Macroeconomic data releases in New Zealand are key to assess the state of the economy and can impact the New Zealand Dollar’s (NZD) valuation. A strong economy, based on high economic growth, low unemployment and high confidence is good for NZD. High economic growth attracts foreign investment and may encourage the Reserve Bank of New Zealand to increase interest rates, if this economic strength comes together with elevated inflation. Conversely, if economic data is weak, NZD is likely to depreciate.

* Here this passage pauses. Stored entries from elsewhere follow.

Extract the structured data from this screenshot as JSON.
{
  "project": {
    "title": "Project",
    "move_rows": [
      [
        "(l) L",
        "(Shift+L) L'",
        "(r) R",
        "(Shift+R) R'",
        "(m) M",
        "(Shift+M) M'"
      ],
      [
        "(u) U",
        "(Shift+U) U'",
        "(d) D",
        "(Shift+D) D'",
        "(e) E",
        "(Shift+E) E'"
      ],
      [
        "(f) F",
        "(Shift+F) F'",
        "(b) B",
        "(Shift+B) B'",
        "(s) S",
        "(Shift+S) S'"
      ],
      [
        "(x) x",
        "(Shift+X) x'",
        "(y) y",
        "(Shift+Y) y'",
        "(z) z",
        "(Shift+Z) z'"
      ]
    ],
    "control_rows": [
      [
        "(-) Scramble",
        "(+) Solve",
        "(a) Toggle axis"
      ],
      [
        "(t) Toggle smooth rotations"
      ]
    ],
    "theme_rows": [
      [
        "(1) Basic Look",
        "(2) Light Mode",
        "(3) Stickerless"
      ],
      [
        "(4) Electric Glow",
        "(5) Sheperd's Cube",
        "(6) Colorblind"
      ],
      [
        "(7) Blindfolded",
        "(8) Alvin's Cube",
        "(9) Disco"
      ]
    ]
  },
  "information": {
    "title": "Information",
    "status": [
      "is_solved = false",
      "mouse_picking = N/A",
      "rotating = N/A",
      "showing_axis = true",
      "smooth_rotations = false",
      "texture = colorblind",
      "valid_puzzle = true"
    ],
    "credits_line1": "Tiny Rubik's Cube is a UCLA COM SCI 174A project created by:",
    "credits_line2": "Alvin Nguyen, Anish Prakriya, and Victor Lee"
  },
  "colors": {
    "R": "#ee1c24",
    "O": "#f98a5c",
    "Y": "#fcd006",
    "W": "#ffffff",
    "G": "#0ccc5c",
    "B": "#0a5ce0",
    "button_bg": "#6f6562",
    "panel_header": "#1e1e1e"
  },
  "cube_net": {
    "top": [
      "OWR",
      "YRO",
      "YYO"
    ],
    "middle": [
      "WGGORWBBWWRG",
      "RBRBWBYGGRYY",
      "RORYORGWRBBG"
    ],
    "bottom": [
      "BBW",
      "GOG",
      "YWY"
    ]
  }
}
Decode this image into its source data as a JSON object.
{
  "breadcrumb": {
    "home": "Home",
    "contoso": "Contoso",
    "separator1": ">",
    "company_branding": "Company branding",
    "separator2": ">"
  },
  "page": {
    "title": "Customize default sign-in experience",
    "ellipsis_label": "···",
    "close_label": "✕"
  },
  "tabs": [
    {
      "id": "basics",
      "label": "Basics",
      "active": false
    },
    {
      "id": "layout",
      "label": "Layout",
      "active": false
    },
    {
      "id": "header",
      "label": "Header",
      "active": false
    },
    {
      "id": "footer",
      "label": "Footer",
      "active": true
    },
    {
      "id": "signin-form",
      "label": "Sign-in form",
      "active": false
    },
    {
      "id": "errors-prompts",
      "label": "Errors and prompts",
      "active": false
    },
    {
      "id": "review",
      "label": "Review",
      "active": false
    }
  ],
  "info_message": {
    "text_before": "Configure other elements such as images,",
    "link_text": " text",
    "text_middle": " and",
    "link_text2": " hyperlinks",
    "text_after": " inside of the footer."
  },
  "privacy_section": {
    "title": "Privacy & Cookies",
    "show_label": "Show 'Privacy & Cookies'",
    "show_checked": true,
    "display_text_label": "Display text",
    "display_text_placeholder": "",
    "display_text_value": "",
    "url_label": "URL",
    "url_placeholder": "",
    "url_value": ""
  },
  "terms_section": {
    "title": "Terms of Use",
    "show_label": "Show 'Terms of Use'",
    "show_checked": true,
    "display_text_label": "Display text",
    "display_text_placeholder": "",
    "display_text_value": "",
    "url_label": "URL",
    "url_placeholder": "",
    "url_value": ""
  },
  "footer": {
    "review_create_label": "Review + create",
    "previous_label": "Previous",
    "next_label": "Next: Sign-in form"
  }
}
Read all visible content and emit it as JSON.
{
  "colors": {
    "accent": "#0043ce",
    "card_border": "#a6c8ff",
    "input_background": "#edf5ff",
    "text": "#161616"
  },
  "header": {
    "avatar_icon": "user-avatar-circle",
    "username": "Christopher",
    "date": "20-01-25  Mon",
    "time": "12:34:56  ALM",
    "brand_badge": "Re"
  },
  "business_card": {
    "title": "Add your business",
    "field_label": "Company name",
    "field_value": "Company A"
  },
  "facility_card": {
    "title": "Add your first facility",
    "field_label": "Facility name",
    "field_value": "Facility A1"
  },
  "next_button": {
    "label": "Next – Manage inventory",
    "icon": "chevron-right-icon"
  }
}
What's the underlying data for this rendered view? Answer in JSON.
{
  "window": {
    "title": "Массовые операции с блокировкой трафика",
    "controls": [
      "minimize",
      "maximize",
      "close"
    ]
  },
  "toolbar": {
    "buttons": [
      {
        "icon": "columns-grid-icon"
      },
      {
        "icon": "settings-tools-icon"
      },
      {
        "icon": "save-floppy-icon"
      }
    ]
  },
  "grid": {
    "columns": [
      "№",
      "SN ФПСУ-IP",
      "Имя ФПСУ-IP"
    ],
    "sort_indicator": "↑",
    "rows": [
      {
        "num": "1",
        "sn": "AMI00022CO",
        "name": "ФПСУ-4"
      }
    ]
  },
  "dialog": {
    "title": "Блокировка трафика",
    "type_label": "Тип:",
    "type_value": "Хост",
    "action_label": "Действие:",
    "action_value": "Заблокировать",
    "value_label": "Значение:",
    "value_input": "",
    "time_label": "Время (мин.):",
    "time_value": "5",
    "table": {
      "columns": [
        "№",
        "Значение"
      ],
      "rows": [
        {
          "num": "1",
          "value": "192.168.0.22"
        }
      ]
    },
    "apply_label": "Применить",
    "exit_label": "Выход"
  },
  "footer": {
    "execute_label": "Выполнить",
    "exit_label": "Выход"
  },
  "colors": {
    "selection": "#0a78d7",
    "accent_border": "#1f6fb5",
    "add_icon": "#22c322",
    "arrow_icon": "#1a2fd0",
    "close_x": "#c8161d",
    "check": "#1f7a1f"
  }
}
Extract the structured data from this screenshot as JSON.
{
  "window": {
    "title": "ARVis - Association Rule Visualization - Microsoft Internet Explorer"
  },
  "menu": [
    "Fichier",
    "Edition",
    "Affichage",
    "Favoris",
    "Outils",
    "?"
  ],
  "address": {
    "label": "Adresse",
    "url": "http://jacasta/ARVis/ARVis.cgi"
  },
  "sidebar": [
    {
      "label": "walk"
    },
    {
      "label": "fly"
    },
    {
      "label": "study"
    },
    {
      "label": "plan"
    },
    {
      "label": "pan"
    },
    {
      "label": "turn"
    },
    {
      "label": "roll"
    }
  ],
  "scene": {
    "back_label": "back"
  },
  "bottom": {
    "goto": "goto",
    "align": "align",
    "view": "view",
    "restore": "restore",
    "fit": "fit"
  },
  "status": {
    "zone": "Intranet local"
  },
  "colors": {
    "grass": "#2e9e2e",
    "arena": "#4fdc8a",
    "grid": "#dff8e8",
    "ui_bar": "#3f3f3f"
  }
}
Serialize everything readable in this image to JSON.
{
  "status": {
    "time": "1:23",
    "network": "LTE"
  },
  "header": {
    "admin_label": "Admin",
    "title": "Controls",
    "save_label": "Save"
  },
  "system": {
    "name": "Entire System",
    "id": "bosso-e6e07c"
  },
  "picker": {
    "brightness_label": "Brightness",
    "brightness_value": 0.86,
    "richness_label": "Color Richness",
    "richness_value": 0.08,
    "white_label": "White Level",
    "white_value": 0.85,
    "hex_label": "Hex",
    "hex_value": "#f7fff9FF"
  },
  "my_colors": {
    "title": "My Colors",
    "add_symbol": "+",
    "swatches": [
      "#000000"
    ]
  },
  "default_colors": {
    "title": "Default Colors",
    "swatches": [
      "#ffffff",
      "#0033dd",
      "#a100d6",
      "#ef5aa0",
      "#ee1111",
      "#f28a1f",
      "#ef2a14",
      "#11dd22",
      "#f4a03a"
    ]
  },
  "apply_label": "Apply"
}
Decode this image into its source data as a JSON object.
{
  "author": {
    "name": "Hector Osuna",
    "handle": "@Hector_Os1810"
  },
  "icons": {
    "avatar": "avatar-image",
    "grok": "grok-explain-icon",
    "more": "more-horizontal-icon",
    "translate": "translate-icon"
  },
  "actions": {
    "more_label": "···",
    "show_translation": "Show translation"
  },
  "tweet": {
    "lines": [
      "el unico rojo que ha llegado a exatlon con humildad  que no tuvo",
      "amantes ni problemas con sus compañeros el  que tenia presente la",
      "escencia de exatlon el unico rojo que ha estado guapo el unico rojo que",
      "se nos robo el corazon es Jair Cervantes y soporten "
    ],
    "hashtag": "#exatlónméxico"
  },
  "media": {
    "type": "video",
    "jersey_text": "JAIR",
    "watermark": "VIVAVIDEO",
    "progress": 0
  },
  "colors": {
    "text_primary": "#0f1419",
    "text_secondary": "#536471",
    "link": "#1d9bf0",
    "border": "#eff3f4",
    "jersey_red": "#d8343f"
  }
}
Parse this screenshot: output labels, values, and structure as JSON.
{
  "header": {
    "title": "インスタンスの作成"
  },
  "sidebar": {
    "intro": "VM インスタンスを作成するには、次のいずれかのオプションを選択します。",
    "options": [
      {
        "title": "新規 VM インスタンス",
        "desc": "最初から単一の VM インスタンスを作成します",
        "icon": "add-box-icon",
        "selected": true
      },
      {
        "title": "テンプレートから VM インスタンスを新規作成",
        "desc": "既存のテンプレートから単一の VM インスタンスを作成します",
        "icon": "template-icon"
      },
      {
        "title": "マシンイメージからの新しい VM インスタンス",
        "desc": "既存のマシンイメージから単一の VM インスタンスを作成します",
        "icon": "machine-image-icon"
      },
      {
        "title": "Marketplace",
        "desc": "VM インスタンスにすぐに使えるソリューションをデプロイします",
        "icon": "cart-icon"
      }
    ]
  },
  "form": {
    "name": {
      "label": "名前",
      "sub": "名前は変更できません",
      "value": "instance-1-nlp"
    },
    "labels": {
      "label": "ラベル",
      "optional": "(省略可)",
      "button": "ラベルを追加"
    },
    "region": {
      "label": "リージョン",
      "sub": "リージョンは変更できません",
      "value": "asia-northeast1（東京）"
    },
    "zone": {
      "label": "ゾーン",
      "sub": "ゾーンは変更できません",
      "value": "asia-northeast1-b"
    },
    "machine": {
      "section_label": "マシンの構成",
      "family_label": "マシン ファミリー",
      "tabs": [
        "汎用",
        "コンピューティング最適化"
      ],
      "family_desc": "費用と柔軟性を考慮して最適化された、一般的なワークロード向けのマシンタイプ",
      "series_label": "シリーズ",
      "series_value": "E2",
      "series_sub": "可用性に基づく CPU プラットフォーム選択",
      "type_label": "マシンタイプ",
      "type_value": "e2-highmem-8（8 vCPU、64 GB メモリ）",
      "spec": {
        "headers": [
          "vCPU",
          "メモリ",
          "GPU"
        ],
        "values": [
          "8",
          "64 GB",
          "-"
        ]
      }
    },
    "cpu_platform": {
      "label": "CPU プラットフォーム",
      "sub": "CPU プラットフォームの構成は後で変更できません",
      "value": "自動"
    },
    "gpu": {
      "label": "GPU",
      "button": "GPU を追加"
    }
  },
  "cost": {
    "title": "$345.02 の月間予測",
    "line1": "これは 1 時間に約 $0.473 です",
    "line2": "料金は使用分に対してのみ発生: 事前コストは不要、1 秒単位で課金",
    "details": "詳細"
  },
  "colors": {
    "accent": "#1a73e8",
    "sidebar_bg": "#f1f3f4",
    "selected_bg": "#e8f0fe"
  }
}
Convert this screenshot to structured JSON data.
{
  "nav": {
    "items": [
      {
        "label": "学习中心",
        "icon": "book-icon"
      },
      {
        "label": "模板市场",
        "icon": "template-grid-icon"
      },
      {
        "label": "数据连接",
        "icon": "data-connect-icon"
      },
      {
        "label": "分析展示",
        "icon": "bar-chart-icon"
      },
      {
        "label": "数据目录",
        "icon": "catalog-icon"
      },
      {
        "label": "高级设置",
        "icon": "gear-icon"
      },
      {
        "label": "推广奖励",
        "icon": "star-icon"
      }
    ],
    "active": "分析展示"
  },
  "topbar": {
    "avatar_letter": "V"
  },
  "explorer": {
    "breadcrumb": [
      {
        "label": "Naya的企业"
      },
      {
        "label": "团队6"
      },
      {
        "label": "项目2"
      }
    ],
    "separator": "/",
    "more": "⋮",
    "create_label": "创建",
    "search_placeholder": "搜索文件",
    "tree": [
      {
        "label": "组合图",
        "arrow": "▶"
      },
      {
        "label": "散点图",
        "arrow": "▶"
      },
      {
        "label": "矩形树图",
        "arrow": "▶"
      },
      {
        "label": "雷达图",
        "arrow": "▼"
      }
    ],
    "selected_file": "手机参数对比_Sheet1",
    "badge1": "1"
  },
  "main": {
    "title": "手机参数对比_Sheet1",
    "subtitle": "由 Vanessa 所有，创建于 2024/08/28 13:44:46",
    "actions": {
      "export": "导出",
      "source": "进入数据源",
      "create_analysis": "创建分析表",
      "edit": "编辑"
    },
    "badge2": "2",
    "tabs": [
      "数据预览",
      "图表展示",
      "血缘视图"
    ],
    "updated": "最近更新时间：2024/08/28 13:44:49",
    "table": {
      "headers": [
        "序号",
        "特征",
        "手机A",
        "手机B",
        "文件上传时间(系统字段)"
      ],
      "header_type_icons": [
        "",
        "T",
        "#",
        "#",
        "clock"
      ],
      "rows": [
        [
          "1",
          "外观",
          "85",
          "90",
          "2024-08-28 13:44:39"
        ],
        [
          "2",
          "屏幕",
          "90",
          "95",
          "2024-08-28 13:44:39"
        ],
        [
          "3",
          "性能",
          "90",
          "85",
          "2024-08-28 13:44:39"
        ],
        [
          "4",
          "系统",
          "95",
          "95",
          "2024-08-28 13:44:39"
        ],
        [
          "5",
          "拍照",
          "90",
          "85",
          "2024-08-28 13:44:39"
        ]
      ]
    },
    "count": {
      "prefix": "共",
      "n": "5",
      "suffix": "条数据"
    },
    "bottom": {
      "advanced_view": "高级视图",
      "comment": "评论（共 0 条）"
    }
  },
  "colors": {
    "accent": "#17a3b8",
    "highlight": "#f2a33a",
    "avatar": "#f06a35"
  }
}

The New Zealand Dollar (NZD) tends to strengthen during risk-on periods, or when investors perceive that broader market risks are low and are optimistic about growth. This tends to lead to a more favorable outlook for commodities and so-called ‘commodity currencies’ such as the Kiwi. Conversely, NZD tends to weaken at times of market turbulence or economic uncertainty as investors tend to sell higher-risk assets and flee to the more-stable safe havens.